When North Carolina’s Marvin Williams, Raymond Felton, Sean May and Rashad McCants were all chosen in the NBA draft lottery in 2005, coach Roy Williams was in the Green Room with them. He made the same trip in 2009, when Tyler Hansbrough was the first of another Tar Heels quartet to be drafted over two rounds.
But Roy Williams doesn’t know yet whether he’ll be making the trip to Newark, N.J., on June 28, when Harrison Barnes, John Henson, Tyler Zeller and Kendall Marshall are all expected to be chosen in the first round of this year's draft.
“I’ve always thought it was family time," Roy Williams said earlier this week. “Marvin was just insistent, and felt very strongly that I should go. And then with having Sean and Raymond and Rashad, I thought they would all go in the lottery, and that was important at that time. And Tyler Hansbrough was pretty insistent that I go [in ‘09], and I enjoyed that time.
“But most of the time, I try to leave it to them. And the NBA limits how many seats they have at the table in the so-called Green Room -- which isn’t really green at all. But we are going to wait and see, and talk about it, and we’ll make a decision as we get a little closer.”

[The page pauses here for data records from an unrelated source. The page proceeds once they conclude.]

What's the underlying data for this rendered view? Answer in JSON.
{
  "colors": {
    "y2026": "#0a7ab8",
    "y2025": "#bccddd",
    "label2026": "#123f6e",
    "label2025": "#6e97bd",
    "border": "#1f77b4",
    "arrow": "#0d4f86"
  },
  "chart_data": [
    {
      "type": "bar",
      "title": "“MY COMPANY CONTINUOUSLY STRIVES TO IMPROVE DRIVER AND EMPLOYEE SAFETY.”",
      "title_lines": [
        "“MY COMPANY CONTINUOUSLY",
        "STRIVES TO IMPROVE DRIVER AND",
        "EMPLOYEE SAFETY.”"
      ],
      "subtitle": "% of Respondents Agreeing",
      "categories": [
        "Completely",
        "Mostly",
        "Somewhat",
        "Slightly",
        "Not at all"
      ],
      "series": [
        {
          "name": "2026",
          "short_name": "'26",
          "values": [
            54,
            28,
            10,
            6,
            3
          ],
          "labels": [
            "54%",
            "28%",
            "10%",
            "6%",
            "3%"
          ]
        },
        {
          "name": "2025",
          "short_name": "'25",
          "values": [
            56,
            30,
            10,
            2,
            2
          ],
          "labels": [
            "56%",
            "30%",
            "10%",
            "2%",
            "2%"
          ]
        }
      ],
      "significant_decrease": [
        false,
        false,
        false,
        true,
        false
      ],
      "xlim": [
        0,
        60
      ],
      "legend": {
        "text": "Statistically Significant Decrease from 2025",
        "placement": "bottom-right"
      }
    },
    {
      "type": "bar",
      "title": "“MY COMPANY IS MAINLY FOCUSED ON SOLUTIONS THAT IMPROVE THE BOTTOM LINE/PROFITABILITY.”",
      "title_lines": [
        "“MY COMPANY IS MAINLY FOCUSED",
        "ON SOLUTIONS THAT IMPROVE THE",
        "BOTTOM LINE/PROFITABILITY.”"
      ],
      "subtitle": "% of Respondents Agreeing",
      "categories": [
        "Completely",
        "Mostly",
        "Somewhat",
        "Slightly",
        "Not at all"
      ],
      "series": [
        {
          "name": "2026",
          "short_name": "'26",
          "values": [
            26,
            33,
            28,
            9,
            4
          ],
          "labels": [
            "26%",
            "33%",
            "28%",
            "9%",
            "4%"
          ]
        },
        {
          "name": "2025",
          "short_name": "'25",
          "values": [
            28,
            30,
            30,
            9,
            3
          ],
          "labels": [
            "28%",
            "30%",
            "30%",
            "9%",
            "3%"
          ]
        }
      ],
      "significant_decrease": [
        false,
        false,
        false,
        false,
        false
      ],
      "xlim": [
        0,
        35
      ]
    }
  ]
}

How high will this foursome go in the draft compared to the previous quartets (who entered the draft after winning NCAA titles)?
In 2005, the UNC players were all chosen in the top 14 (Marvin Williams second, Felton fifth, May 13th and McCants 14th). In 2009, Hansbrough went 13th, Ty Lawson went 18th, Wayne Ellington went 28th, and Danny Green was taken in the second round at 46th overall.

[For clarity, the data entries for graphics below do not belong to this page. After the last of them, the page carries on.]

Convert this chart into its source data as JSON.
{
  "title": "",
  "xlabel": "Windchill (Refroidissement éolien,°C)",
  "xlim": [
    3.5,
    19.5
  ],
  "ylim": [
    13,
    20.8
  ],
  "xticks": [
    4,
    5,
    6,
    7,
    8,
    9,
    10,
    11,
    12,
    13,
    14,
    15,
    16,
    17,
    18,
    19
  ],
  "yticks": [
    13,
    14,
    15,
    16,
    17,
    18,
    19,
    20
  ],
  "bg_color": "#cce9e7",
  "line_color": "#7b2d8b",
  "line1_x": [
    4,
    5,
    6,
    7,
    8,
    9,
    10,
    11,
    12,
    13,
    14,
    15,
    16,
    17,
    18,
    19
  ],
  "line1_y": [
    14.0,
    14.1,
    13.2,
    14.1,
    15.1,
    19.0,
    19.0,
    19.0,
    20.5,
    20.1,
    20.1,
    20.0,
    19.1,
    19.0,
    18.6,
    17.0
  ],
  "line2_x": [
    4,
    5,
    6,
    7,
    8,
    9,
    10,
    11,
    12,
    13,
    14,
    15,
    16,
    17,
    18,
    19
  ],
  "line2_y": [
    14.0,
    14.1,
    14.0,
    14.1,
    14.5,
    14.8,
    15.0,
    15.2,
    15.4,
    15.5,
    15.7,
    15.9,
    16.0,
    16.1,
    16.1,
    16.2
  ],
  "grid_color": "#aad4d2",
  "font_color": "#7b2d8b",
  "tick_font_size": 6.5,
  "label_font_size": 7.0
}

ESPN.com's Chad Ford predicts Barnes, Henson, Zeller and Marshall will go in the top 17 in his latest mock draft.
MORE ON MARSHALL’S ELBOW: When Roy Williams was asked if he knew that Marshall had also fractured his elbow when the point guard broke his wrist during UNC’s NCAA tournament victory over Creighton in March, the coach said no.

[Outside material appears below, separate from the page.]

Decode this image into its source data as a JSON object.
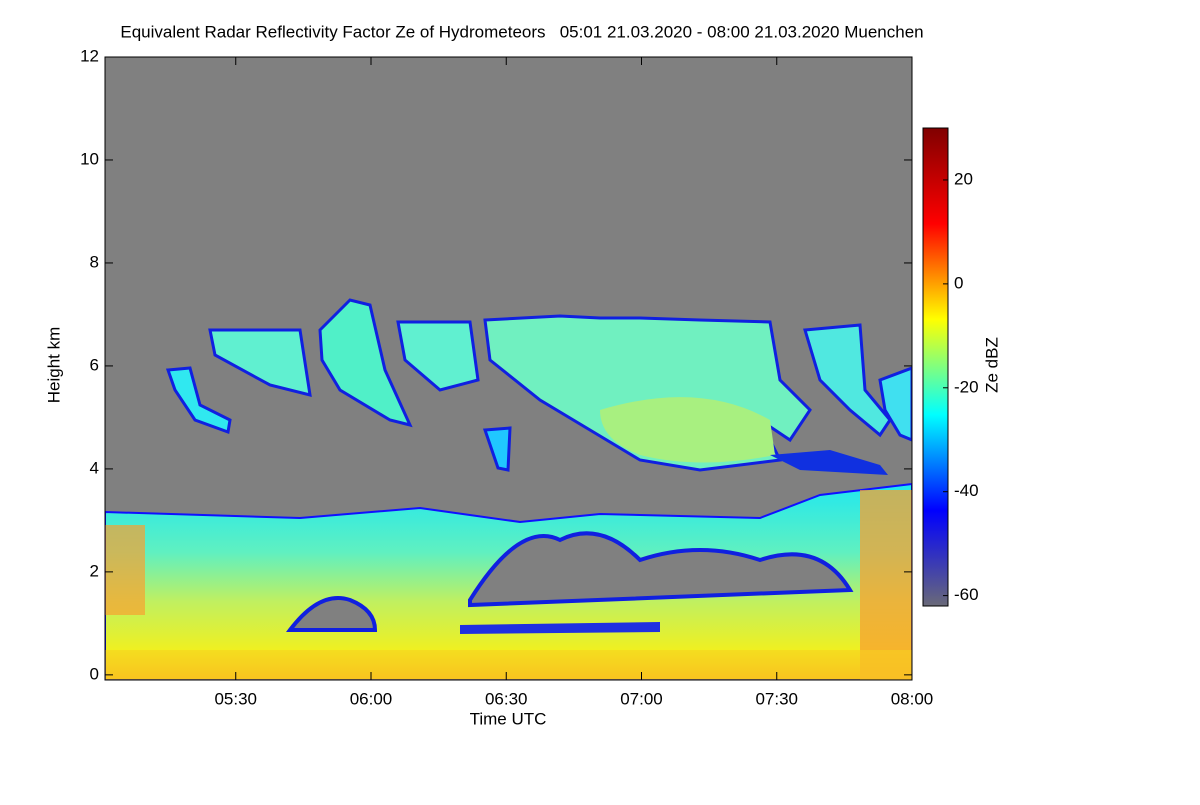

“That’s something that came up later,’’ said Williams, who had held out some hope that the sophomore might be able to play in the days after he had surgery on the wrist.
Marshall revealed in a recent interview with the IMG Basketball Academy blog that the wrist isn’t the only injury he has been dealing with.
“My wrist is almost 100 percent,’’ he told the blog. “What people didn’t know is that I also fractured my elbow. That’s been the toughest thing for me to deal with, still not being able to go full contact. Hopefully, I’ll be ready to go by the combine.”
Marshall's injuries -- and the "what if?" scenario had he been healthy -- remain a lingering bruise for Williams and the team.
"As somebody said on the Ram's Club circuit: It was a great, great year with a very sad ending,'' Williams said. "You would like to have been healthy and seen what you could do when you were healthy, because down the stretch in the regular season, we played pretty doggone well."